Outro ponto relevante é que, embora a Tabela FIPE seja amplamente reconhecida, alguns regimes de seguro podem oferecer opções de “valor de reposição” que não utilizam estritamente o FIPE como base única. Em casos de veículos clássicos, colecionáveis ou com baixo valor de mercado, as apólices podem incorporar cláusulas específicas, como reposição por peças novas ou acordos especiais de garantia de renovação. Por isso, ao planejar o seguro do Fiat Palio Weekend 1997, vale considerar como o contrato que você pretende assinar utiliza o FIPE, se há opções de cobertura adicional de acordo com o estado de conservação, e como a seguradora trata a avaliação de sinistralidade para modelos com maior probabilidade de desgaste mecânico ou corrosão.

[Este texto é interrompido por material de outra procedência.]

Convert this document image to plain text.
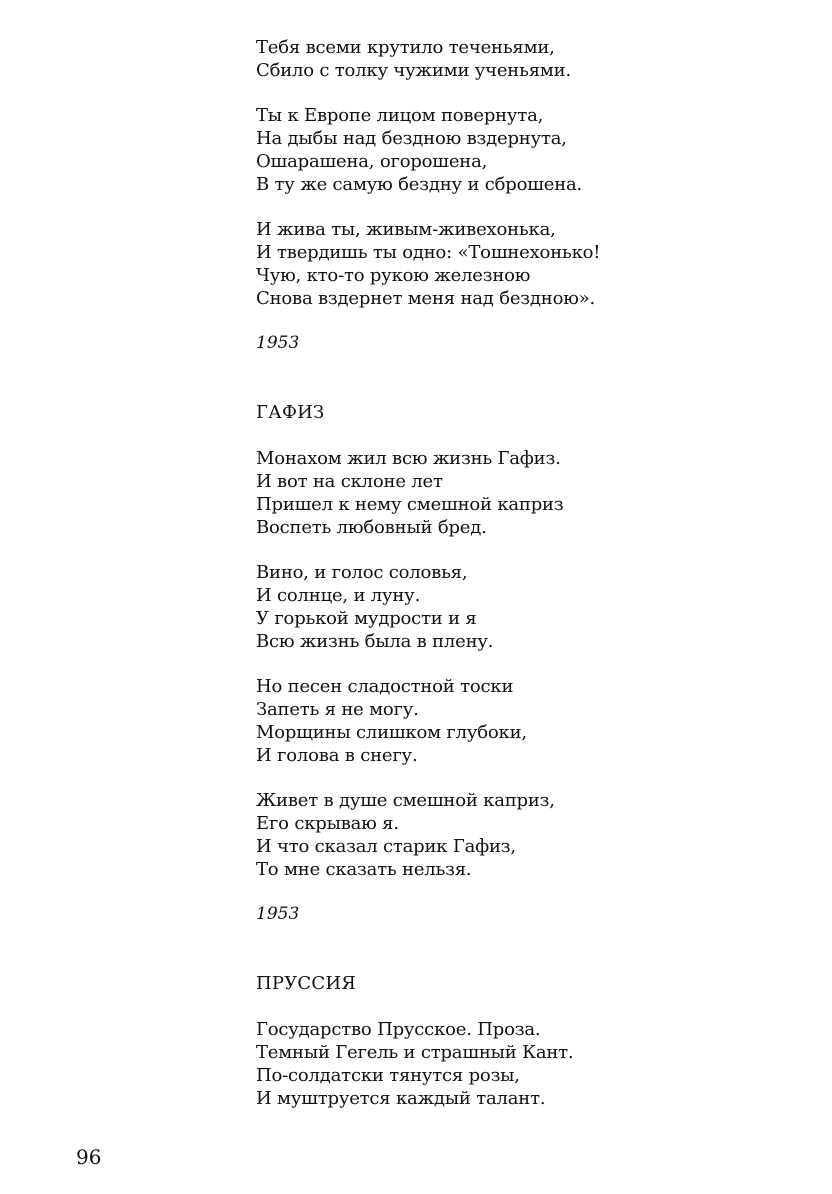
Тебя всеми крутило теченьями,
Сбило с толку чужими ученьями.
Ты к Европе лицом повернута,
На дыбы над бездною вздернута,
Ошарашена, огорошена,
В ту же самую бездну и сброшена.
И жива ты, живым-живехонька,
И твердишь ты одно: «Тошнехонько!
Чую, кто-то рукою железною
Снова вздернет меня над бездною».
1953
ГАФИЗ
Монахом жил всю жизнь Гафиз.
И вот на склоне лет
Пришел к нему смешной каприз
Воспеть любовный бред.
Вино, и голос соловья,
И солнце, и луну.
У горькой мудрости и я
Всю жизнь была в плену.
Но песен сладостной тоски
Запеть я не могу.
Морщины слишком глубоки,
И голова в снегу.
Живет в душе смешной каприз,
Его скрываю я.
И что сказал старик Гафиз,
То мне сказать нельзя.
1953
ПРУССИЯ
Государство Прусское. Проза.
Темный Гегель и страшный Кант.
По-солдатски тянутся розы,
И муштруется каждый талант.
96
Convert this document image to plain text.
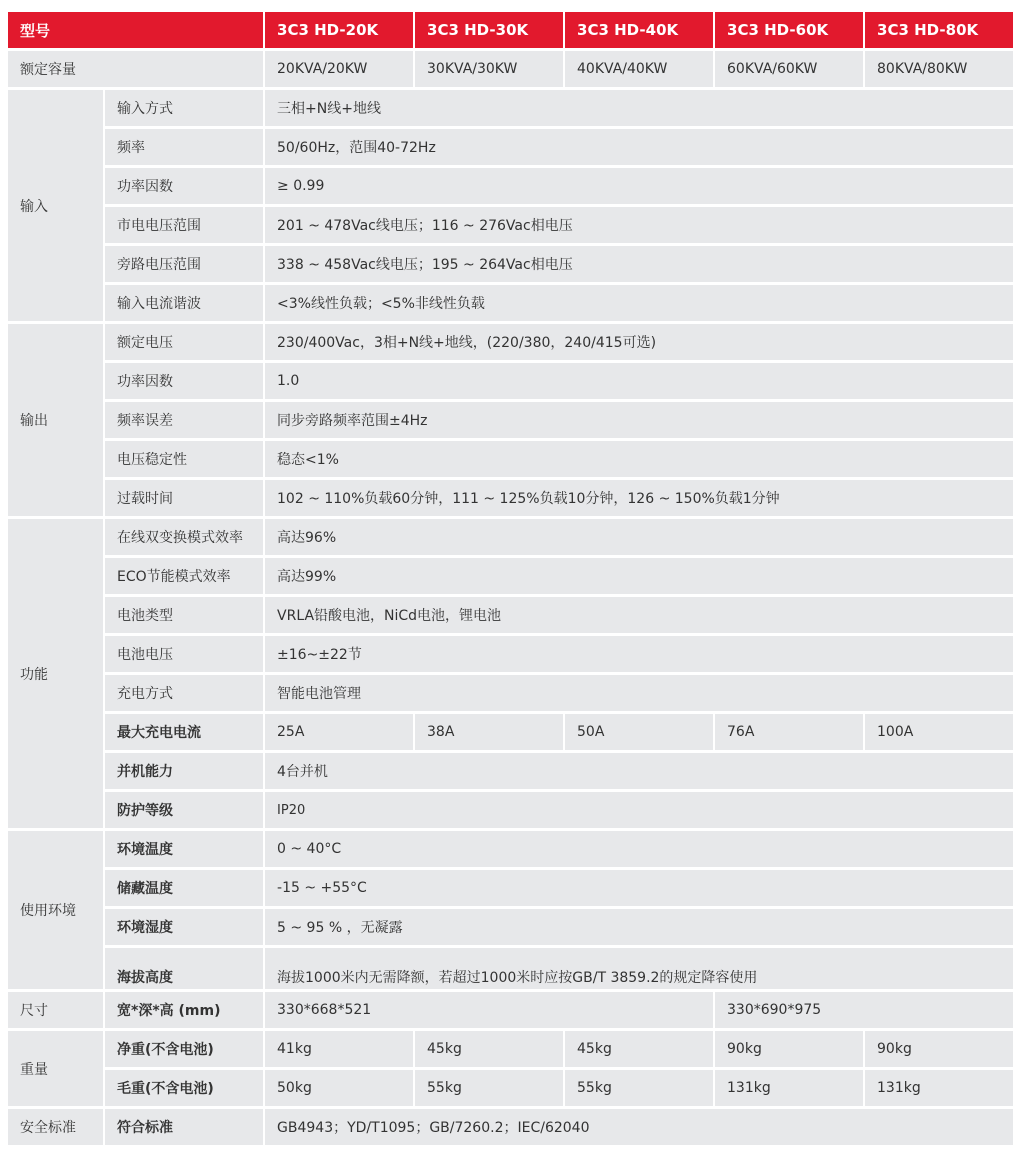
型号		3C3 HD-20K	3C3 HD-30K	3C3 HD-40K	3C3 HD-60K	3C3 HD-80K
额定容量		20KVA/20KW	30KVA/30KW	40KVA/40KW	60KVA/60KW	80KVA/80KW
输入	输入方式	三相+N线+地线				
	频率	50/60Hz，范围40-72Hz				
	功率因数	≥ 0.99				
	市电电压范围	201 ~ 478Vac线电压；116 ~ 276Vac相电压				
	旁路电压范围	338 ~ 458Vac线电压；195 ~ 264Vac相电压				
	输入电流谐波	<3%线性负载；<5%非线性负载				
输出	额定电压	230/400Vac，3相+N线+地线，(220/380，240/415可选)				
	功率因数	1.0				
	频率误差	同步旁路频率范围±4Hz				
	电压稳定性	稳态<1%				
	过载时间	102 ~ 110%负载60分钟，111 ~ 125%负载10分钟，126 ~ 150%负载1分钟				
功能	在线双变换模式效率	高达96%				
	ECO节能模式效率	高达99%				
	电池类型	VRLA铅酸电池，NiCd电池，锂电池				
	电池电压	±16~±22节				
	充电方式	智能电池管理				
	最大充电电流	25A	38A	50A	76A	100A
	并机能力	4台并机				
	防护等级	IP20				
使用环境	环境温度	0 ~ 40°C				
	储藏温度	-15 ~ +55°C				
	环境湿度	5 ~ 95 % ，无凝露				
	海拔高度	海拔1000米内无需降额，若超过1000米时应按GB/T 3859.2的规定降容使用				
尺寸	宽*深*高 (mm)	330*668*521			330*690*975	
重量	净重(不含电池)	41kg	45kg	45kg	90kg	90kg
	毛重(不含电池)	50kg	55kg	55kg	131kg	131kg
安全标准	符合标准	GB4943；YD/T1095；GB/7260.2；IEC/62040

Para entender o impacto financeiro da FIPE na apólice, pense na seguinte lógica: quanto maior o valor de referência da tabela para o veículo, maior tende a ser o custo de cobertura, especialmente em planos com reposição integral ou valor de reconstrução. Por outro lado, se o veículo for mantido em condições adequadas, com registro de manutenção regular e com medidas de proteção (alarmas, rastreadores, garagens seguras), isso pode reduzir o prêmio, mesmo que a tabela indique um valor de referência relativamente alto. Assim, o valor FIPE atua como um ponto de partida objetivo para o cálculo, enquanto os ajustes finos dependem de fatores operacionais, de estado e de políticas de cada seguradora.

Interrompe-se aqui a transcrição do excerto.